Tea production in Bangladesh
Bangladesh is an important tea producing country, being the world's tenth largest tea producer. Its tea industry dates back to British rule, when the East India Company initiated the tea trade in Chittagong in 1840. Today, the country has 172 commercial tea estates, including many of the world's largest working plantations. The industry accounts for 3% of global tea production and employs more than 0.4 million people.
Bangladesh tea is grown in the northern and eastern districts of the country. The highlands, temperate climate, humidity and heavy rainfall in these districts provide a favorable ground for the production of high-quality tea.
Historically, Bengal was the terminus of the Tea Horse Road connecting the subcontinent with China's early tea-growing regions in Yunnan. Atisa is regarded as one of the earliest Bengali drinkers of tea.
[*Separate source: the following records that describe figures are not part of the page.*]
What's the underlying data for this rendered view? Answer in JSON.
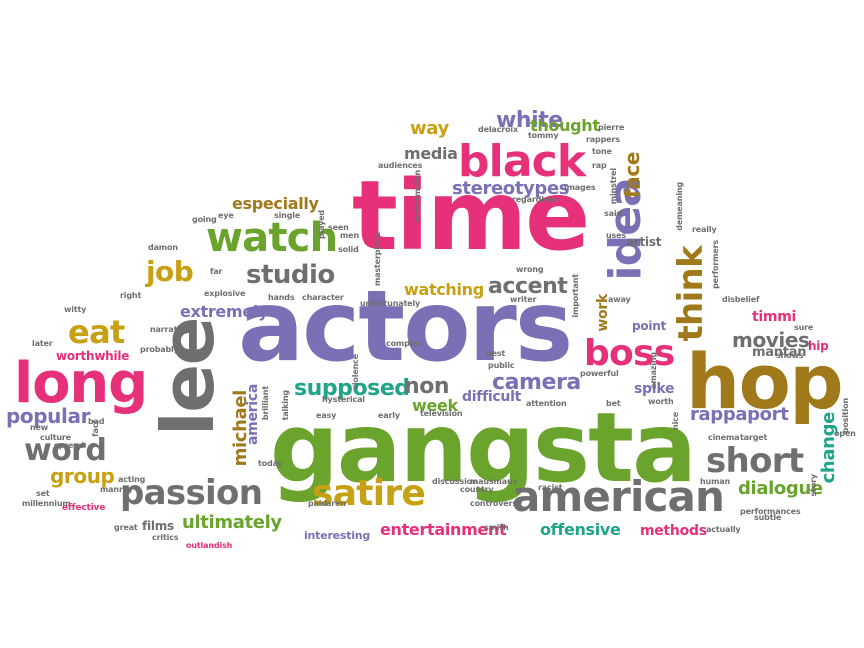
{
  "colors": {
    "purple": "#7b6fb5",
    "pink": "#e6307a",
    "green": "#6aa42c",
    "gray": "#6f6f6f",
    "teal": "#20a58a",
    "gold": "#c8a013",
    "brown": "#a0791a",
    "red": "#c0283c"
  },
  "words": [
    {
      "text": "gangsta",
      "color": "green"
    },
    {
      "text": "actors",
      "color": "purple"
    },
    {
      "text": "time",
      "color": "pink"
    },
    {
      "text": "hop",
      "color": "brown"
    },
    {
      "text": "lee",
      "color": "gray"
    },
    {
      "text": "long",
      "color": "pink"
    },
    {
      "text": "black",
      "color": "pink"
    },
    {
      "text": "idea",
      "color": "purple"
    },
    {
      "text": "american",
      "color": "gray"
    },
    {
      "text": "passion",
      "color": "gray"
    },
    {
      "text": "watch",
      "color": "green"
    },
    {
      "text": "satire",
      "color": "gold"
    },
    {
      "text": "short",
      "color": "gray"
    },
    {
      "text": "boss",
      "color": "pink"
    },
    {
      "text": "think",
      "color": "brown"
    },
    {
      "text": "word",
      "color": "gray"
    },
    {
      "text": "eat",
      "color": "gold"
    },
    {
      "text": "studio",
      "color": "gray"
    },
    {
      "text": "job",
      "color": "gold"
    },
    {
      "text": "supposed",
      "color": "teal"
    },
    {
      "text": "non",
      "color": "gray"
    },
    {
      "text": "camera",
      "color": "purple"
    },
    {
      "text": "accent",
      "color": "gray"
    },
    {
      "text": "white",
      "color": "purple"
    },
    {
      "text": "movies",
      "color": "gray"
    },
    {
      "text": "popular",
      "color": "purple"
    },
    {
      "text": "group",
      "color": "gold"
    },
    {
      "text": "ultimately",
      "color": "green"
    },
    {
      "text": "entertainment",
      "color": "pink"
    },
    {
      "text": "offensive",
      "color": "teal"
    },
    {
      "text": "dialogue",
      "color": "green"
    },
    {
      "text": "rappaport",
      "color": "purple"
    },
    {
      "text": "michael",
      "color": "brown"
    },
    {
      "text": "change",
      "color": "teal"
    },
    {
      "text": "face",
      "color": "brown"
    },
    {
      "text": "stereotypes",
      "color": "purple"
    },
    {
      "text": "media",
      "color": "gray"
    },
    {
      "text": "way",
      "color": "gold"
    },
    {
      "text": "thought",
      "color": "green"
    },
    {
      "text": "extremely",
      "color": "purple"
    },
    {
      "text": "especially",
      "color": "brown"
    },
    {
      "text": "watching",
      "color": "gold"
    },
    {
      "text": "week",
      "color": "green"
    },
    {
      "text": "difficult",
      "color": "purple"
    },
    {
      "text": "spike",
      "color": "purple"
    },
    {
      "text": "mantan",
      "color": "gray"
    },
    {
      "text": "timmi",
      "color": "pink"
    },
    {
      "text": "methods",
      "color": "pink"
    },
    {
      "text": "worthwhile",
      "color": "pink"
    },
    {
      "text": "america",
      "color": "purple"
    },
    {
      "text": "work",
      "color": "brown"
    },
    {
      "text": "artist",
      "color": "gray"
    },
    {
      "text": "point",
      "color": "purple"
    },
    {
      "text": "hip",
      "color": "pink"
    },
    {
      "text": "films",
      "color": "gray"
    },
    {
      "text": "interesting",
      "color": "purple"
    },
    {
      "text": "effective",
      "color": "pink"
    },
    {
      "text": "culture",
      "color": "gray"
    },
    {
      "text": "bad",
      "color": "gray"
    },
    {
      "text": "fact",
      "color": "gray"
    },
    {
      "text": "witty",
      "color": "gray"
    },
    {
      "text": "right",
      "color": "gray"
    },
    {
      "text": "later",
      "color": "gray"
    },
    {
      "text": "new",
      "color": "gray"
    },
    {
      "text": "set",
      "color": "gray"
    },
    {
      "text": "millennium",
      "color": "gray"
    },
    {
      "text": "great",
      "color": "gray"
    },
    {
      "text": "critics",
      "color": "gray"
    },
    {
      "text": "outlandish",
      "color": "pink"
    },
    {
      "text": "acting",
      "color": "gray"
    },
    {
      "text": "manray",
      "color": "gray"
    },
    {
      "text": "narrative",
      "color": "gray"
    },
    {
      "text": "probably",
      "color": "gray"
    },
    {
      "text": "explosive",
      "color": "gray"
    },
    {
      "text": "far",
      "color": "gray"
    },
    {
      "text": "hands",
      "color": "gray"
    },
    {
      "text": "character",
      "color": "gray"
    },
    {
      "text": "damon",
      "color": "gray"
    },
    {
      "text": "going",
      "color": "gray"
    },
    {
      "text": "eye",
      "color": "gray"
    },
    {
      "text": "single",
      "color": "gray"
    },
    {
      "text": "played",
      "color": "gray"
    },
    {
      "text": "solid",
      "color": "gray"
    },
    {
      "text": "masterpiece",
      "color": "gray"
    },
    {
      "text": "unfortunately",
      "color": "gray"
    },
    {
      "text": "violence",
      "color": "gray"
    },
    {
      "text": "complex",
      "color": "gray"
    },
    {
      "text": "public",
      "color": "gray"
    },
    {
      "text": "best",
      "color": "gray"
    },
    {
      "text": "hysterical",
      "color": "gray"
    },
    {
      "text": "early",
      "color": "gray"
    },
    {
      "text": "easy",
      "color": "gray"
    },
    {
      "text": "today",
      "color": "gray"
    },
    {
      "text": "paid",
      "color": "gray"
    },
    {
      "text": "aren",
      "color": "gray"
    },
    {
      "text": "discussion",
      "color": "gray"
    },
    {
      "text": "country",
      "color": "gray"
    },
    {
      "text": "racist",
      "color": "gray"
    },
    {
      "text": "mausmaus",
      "color": "gray"
    },
    {
      "text": "controversy",
      "color": "gray"
    },
    {
      "text": "smith",
      "color": "gray"
    },
    {
      "text": "attention",
      "color": "gray"
    },
    {
      "text": "television",
      "color": "gray"
    },
    {
      "text": "powerful",
      "color": "gray"
    },
    {
      "text": "bet",
      "color": "gray"
    },
    {
      "text": "worth",
      "color": "gray"
    },
    {
      "text": "nice",
      "color": "gray"
    },
    {
      "text": "human",
      "color": "gray"
    },
    {
      "text": "cinema",
      "color": "gray"
    },
    {
      "text": "target",
      "color": "gray"
    },
    {
      "text": "performances",
      "color": "gray"
    },
    {
      "text": "subtle",
      "color": "gray"
    },
    {
      "text": "actually",
      "color": "gray"
    },
    {
      "text": "story",
      "color": "gray"
    },
    {
      "text": "position",
      "color": "gray"
    },
    {
      "text": "open",
      "color": "gray"
    },
    {
      "text": "shows",
      "color": "gray"
    },
    {
      "text": "sure",
      "color": "gray"
    },
    {
      "text": "disbelief",
      "color": "gray"
    },
    {
      "text": "really",
      "color": "gray"
    },
    {
      "text": "performers",
      "color": "gray"
    },
    {
      "text": "demeaning",
      "color": "gray"
    },
    {
      "text": "said",
      "color": "gray"
    },
    {
      "text": "uses",
      "color": "gray"
    },
    {
      "text": "wrong",
      "color": "gray"
    },
    {
      "text": "writer",
      "color": "gray"
    },
    {
      "text": "important",
      "color": "gray"
    },
    {
      "text": "away",
      "color": "gray"
    },
    {
      "text": "amazing",
      "color": "gray"
    },
    {
      "text": "regardless",
      "color": "gray"
    },
    {
      "text": "images",
      "color": "gray"
    },
    {
      "text": "audiences",
      "color": "gray"
    },
    {
      "text": "watermelon",
      "color": "gray"
    },
    {
      "text": "rap",
      "color": "gray"
    },
    {
      "text": "tone",
      "color": "gray"
    },
    {
      "text": "minstrel",
      "color": "gray"
    },
    {
      "text": "rappers",
      "color": "gray"
    },
    {
      "text": "pierre",
      "color": "gray"
    },
    {
      "text": "delacroix",
      "color": "gray"
    },
    {
      "text": "tommy",
      "color": "gray"
    },
    {
      "text": "men",
      "color": "gray"
    },
    {
      "text": "brilliant",
      "color": "gray"
    },
    {
      "text": "talking",
      "color": "gray"
    },
    {
      "text": "spread",
      "color": "gray"
    },
    {
      "text": "seen",
      "color": "gray"
    }
  ]
}
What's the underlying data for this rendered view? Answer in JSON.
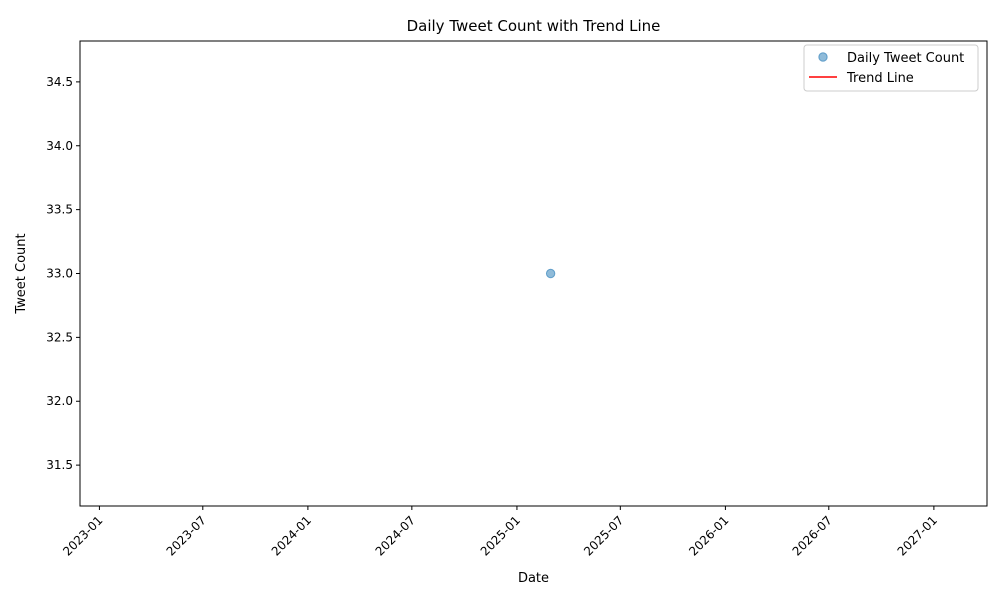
{
  "chart_data": {
    "type": "scatter",
    "title": "Daily Tweet Count with Trend Line",
    "xlabel": "Date",
    "ylabel": "Tweet Count",
    "x_axis_kind": "date",
    "xlim": [
      "2022-11-28",
      "2027-04-04"
    ],
    "ylim": [
      31.18,
      34.82
    ],
    "x_ticks": [
      "2023-01",
      "2023-07",
      "2024-01",
      "2024-07",
      "2025-01",
      "2025-07",
      "2026-01",
      "2026-07",
      "2027-01"
    ],
    "y_ticks": [
      "31.5",
      "32.0",
      "32.5",
      "33.0",
      "33.5",
      "34.0",
      "34.5"
    ],
    "grid": false,
    "legend_position": "top-right",
    "series": [
      {
        "name": "Daily Tweet Count",
        "kind": "scatter",
        "color": "#1f77b4",
        "points": [
          {
            "x": "2025-03-01",
            "y": 33
          }
        ]
      },
      {
        "name": "Trend Line",
        "kind": "line",
        "color": "#ff0000",
        "points": []
      }
    ]
  }
}
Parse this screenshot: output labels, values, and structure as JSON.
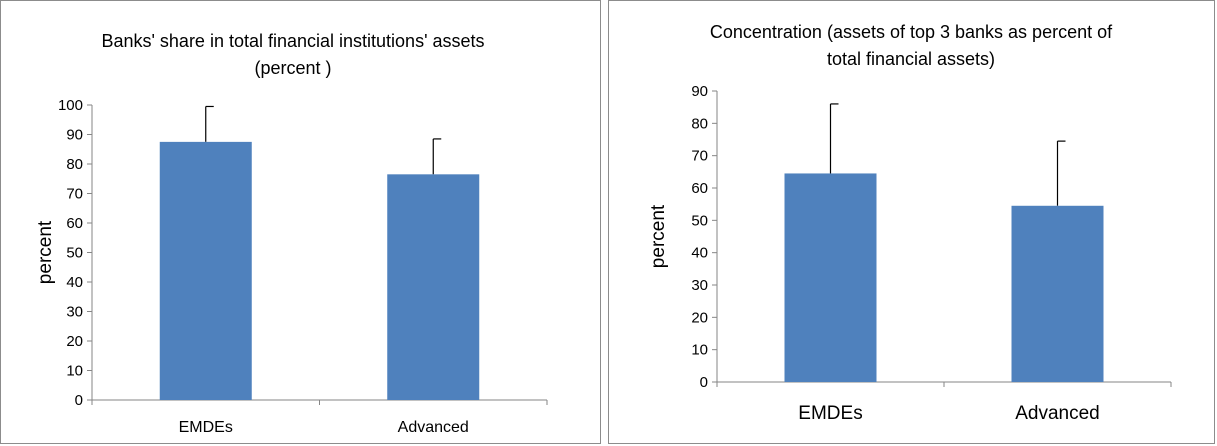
{
  "chart_data": [
    {
      "type": "bar",
      "title": "Banks' share in total financial institutions' assets (percent )",
      "title_lines": [
        "Banks' share in total financial institutions' assets",
        "(percent )"
      ],
      "ylabel": "percent",
      "xlabel": "",
      "categories": [
        "EMDEs",
        "Advanced"
      ],
      "values": [
        87.5,
        76.5
      ],
      "error_upper": [
        99.5,
        88.5
      ],
      "ylim": [
        0,
        100
      ],
      "yticks": [
        0,
        10,
        20,
        30,
        40,
        50,
        60,
        70,
        80,
        90,
        100
      ],
      "grid": false,
      "bar_color": "#4f81bd"
    },
    {
      "type": "bar",
      "title": "Concentration (assets of top 3 banks as percent of total financial assets)",
      "title_lines": [
        "Concentration (assets of top 3 banks as percent of",
        "total financial assets)"
      ],
      "ylabel": "percent",
      "xlabel": "",
      "categories": [
        "EMDEs",
        "Advanced"
      ],
      "values": [
        64.5,
        54.5
      ],
      "error_upper": [
        86,
        74.5
      ],
      "ylim": [
        0,
        90
      ],
      "yticks": [
        0,
        10,
        20,
        30,
        40,
        50,
        60,
        70,
        80,
        90
      ],
      "grid": false,
      "bar_color": "#4f81bd"
    }
  ]
}
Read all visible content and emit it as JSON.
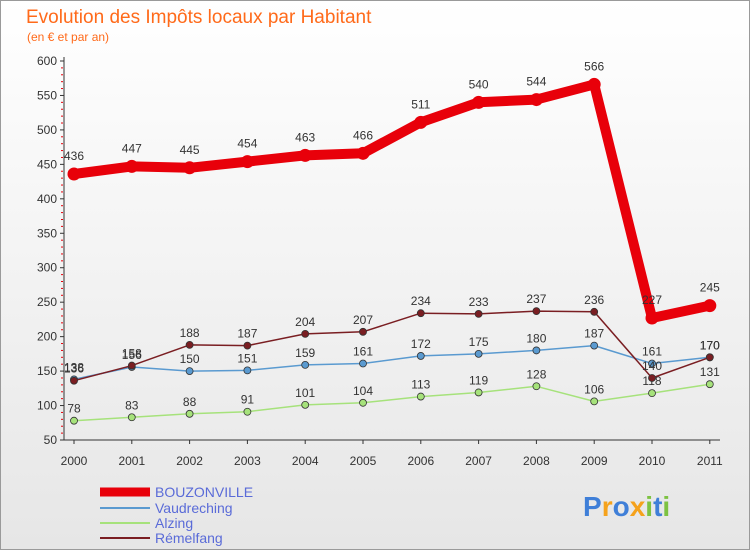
{
  "chart_data": {
    "type": "line",
    "title": "Evolution des Impôts locaux par Habitant",
    "subtitle": "(en € et par an)",
    "xlabel": "",
    "ylabel": "",
    "ylim": [
      50,
      600
    ],
    "yticks": [
      "50",
      "100",
      "150",
      "200",
      "250",
      "300",
      "350",
      "400",
      "450",
      "500",
      "550",
      "600"
    ],
    "categories": [
      "2000",
      "2001",
      "2002",
      "2003",
      "2004",
      "2005",
      "2006",
      "2007",
      "2008",
      "2009",
      "2010",
      "2011"
    ],
    "grid": false,
    "legend": "bottom-left",
    "series": [
      {
        "name": "BOUZONVILLE",
        "color": "#e8000a",
        "values": [
          436,
          447,
          445,
          454,
          463,
          466,
          511,
          540,
          544,
          566,
          227,
          245
        ]
      },
      {
        "name": "Vaudreching",
        "color": "#5a9ad0",
        "values": [
          138,
          156,
          150,
          151,
          159,
          161,
          172,
          175,
          180,
          187,
          161,
          170
        ]
      },
      {
        "name": "Alzing",
        "color": "#a6e27b",
        "values": [
          78,
          83,
          88,
          91,
          101,
          104,
          113,
          119,
          128,
          106,
          118,
          131
        ]
      },
      {
        "name": "Rémelfang",
        "color": "#7a1e22",
        "values": [
          136,
          158,
          188,
          187,
          204,
          207,
          234,
          233,
          237,
          236,
          140,
          170
        ]
      }
    ]
  },
  "brand": {
    "letters": [
      "P",
      "r",
      "o",
      "x",
      "i",
      "t",
      "i"
    ],
    "colors": [
      "#3f7fd8",
      "#f5a21c",
      "#3f7fd8",
      "#f5a21c",
      "#7dc242",
      "#3f7fd8",
      "#7dc242"
    ]
  }
}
Black tea cultivation was introduced in Bengal during the British Empire. European traders established the first subcontinental tea gardens in the port city of Chittagong in 1840, when plantations were set up beside the Chittagong Club using Chinese tea plants from the Calcutta Botanical Garden. The first home-grown tea was made and tasted near the Karnaphuli River in Chittagong in 1843. Commercial cultivation of tea began in the Mulnicherra Estate in Sylhet in 1857. The Surma River Valley in the Sylhet region emerged as the centre of tea cultivation in Eastern Bengal. Plantations also flourished in Lower Tippera (modern Comilla) and North Bengal.
Tea was a major export of British Bengal. The Assam Bengal Railway served as a lifeline for the industry, transporting tea from growers in the Surma and Brahmaputra Valleys to exporters in the Port of Chittagong.
The Chittagong Tea Auction was established in 1949 by British and Australian traders. British companies such as James Finlay and Duncan Brothers once dominated the industry. The Ispahani family also became a highly prominent player in the industry.
Tea is the second largest export oriented cash crop of Bangladesh, following jute. The industry accounts for 1% of national GDP. Tea-producing districts include Sylhet, Maulvi Bazar, Habiganj, Brahmanbaria, Rangamati, Chittagong and Panchagarh.
Once a major world exporter, Bangladesh is now a net importer of tea. The rise of the Bangladeshi middle class has increasingly driven the industry to focus on a lucrative domestic market. The sector is today dominated by Bangladeshi conglomerates, including M. M. Ispahani Limited, Kazi & Kazi, the Transcom Group, James Finlay Bangladesh, the Orion Group, the Abul Khair Group and Duncan Brothers Bangladesh Limited.
In 2012, Bangladesh recorded its highest production of tea, at 63.85 million kilograms. The country has over 56,846 hectares of land under tea cultivation, up from 28,734 hectares in 1947. The government has begun to promote small-scale tea growers, particularly in the Chittagong Hill Tracts.